Por Jorge Márquez (Politólogo y docente universitario)
Solibou llegó en el 2013, escapando de la violencia y la pobreza en Senegal.Un primo le dijo que viniera, había un grupo de compatriotas ya instalados. Acá las cosas todavía marchaban y hasta se juntaban a jugar a la pelota los domingos.
Para poder ser parte del sueño argentino tendría que juntar suficientes francos CFA: comprar el pasaje desde Dakar a Quito en avión y luego trasladarse en micro por Perú y Bolivia.
Un salto sin red: nadie promete felicidad en el camino a una Meca desconocida.
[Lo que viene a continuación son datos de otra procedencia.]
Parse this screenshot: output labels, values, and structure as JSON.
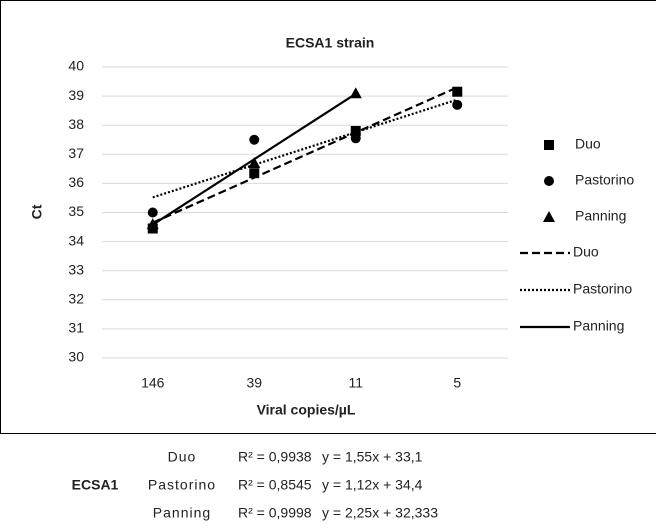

Tan solo debía aprender, cómo se pudiera, un idioma diferente al francés o al wólof, para poder vender, porque la venta de bijouterie daba para vivir y mandar una ayuda a la familia. Allá siempre necesitan y esperan la asistencia económica de los que se van buscando horizontes calmos y prósperos.
Años después, Solibou vende zapatillas y remeras en la calle. La plata que obtenía con la maleta con relojes, ya no alcanza.
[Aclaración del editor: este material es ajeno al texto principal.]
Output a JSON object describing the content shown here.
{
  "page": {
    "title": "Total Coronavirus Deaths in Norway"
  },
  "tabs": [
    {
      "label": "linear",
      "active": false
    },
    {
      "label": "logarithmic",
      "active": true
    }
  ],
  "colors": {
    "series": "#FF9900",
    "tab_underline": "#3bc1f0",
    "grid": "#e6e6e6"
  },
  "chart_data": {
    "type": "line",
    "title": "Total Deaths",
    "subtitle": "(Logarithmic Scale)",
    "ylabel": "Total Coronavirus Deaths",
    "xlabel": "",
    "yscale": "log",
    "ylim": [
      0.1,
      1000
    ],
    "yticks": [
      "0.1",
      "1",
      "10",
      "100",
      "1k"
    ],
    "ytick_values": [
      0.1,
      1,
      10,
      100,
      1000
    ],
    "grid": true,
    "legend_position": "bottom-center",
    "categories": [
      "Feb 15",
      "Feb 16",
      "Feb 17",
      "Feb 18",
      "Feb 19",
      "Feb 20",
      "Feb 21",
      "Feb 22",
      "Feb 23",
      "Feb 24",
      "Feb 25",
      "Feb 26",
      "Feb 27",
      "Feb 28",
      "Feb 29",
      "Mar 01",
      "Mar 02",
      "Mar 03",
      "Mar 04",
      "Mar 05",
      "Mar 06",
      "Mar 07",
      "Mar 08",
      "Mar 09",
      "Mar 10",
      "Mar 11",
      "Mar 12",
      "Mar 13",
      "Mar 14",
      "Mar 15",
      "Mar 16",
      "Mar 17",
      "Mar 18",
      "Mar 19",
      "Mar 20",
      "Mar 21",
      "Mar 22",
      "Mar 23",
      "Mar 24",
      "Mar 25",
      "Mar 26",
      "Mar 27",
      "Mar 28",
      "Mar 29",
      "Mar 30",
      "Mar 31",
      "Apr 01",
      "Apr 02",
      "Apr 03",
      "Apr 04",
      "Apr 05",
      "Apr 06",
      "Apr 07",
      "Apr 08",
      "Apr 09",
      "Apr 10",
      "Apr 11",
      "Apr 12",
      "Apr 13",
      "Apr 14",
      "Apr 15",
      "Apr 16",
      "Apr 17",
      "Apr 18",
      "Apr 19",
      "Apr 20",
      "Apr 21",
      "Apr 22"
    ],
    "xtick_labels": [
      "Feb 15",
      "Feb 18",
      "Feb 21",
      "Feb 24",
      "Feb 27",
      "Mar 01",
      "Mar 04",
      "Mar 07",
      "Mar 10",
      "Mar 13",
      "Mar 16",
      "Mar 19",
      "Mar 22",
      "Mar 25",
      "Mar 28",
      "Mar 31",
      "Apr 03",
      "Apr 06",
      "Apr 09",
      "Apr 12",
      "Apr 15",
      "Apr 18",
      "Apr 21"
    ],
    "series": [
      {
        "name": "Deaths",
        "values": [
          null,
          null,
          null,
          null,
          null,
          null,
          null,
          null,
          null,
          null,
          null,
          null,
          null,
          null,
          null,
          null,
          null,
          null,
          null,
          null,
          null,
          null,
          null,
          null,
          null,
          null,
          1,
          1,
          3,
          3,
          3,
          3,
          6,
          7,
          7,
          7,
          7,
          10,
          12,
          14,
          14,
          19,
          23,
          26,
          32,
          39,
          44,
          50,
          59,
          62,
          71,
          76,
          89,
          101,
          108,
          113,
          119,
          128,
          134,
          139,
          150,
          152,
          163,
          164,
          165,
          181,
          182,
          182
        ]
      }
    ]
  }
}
Resignado, menciona que es muy difícil conseguir trabajo y que no puede aspirar a estudiar: solo se trata de sobrevivir y seguir colaborando.
Cuenta, y le brillan los ojos, que llegó a tener un auto con el que recorrió medio país en busca de carnavales con público alegre, ese que gasta.
Pero ahora no. Ahora hay que aguantar y ver qué pasa en diciembre, porque mil pesos, que equivalen a algo así como 15 mil CFA, son cada vez más difíciles de juntar.
De todas maneras, dice que no añora: los enfrentamientos permanentes en Senegal hacen que la Argentina parezca un lugar tranquilo. Aquí no se grita ni mata tanto, hay más libertad y las mujeres pueden vestirse como quieran.Tampoco es tan férrea la tradición, comenta.
Por eso, algunos maltratos se ignoran más rápido.
Me recomienda, si viajo a su tierra, que vaya a lugares amigables como Saint Louis (primera capital del país) o Saly, lugar de turismo. Me alerta de no ir a Casamance: algunos paisajes de ensueño siguen vedados por las guerrillas y la locura.
Solibou es educado, cree que “hay de todo en todas partes”, por eso, usa otra vez la frase mágica, tan Argentina: “Hay que aguantar”. Y no discutir con nadie, aunque la calle sea un lugar áspero en el que se trabaja de 9 a 20.
No dudo que se adaptó a fuerza de acostumbrarse a descortesías. Menciona que la cumbia y el reggaton le gustan, que disfruta de sus amistades argentinas y que hasta se hizo hincha de San Lorenzo, “porque el día que lo vió, jugó bien”.
Me habla de arroz y un plato espejado que comía junto a su familia, de una cultura influenciada por Francia (Senegal se independizó formalmente en 1960) y de hermanos disgregados por continentes lejanos.
Un observador desprevenido pensaría que después de cinco años, la nostalgia se evaporó en el ruidode las estaciones conurbanas. Sospecho que algunos vientos de la maravillosa África, cada tanto, le traen mensajes de un mundo que debería haber sido diferente.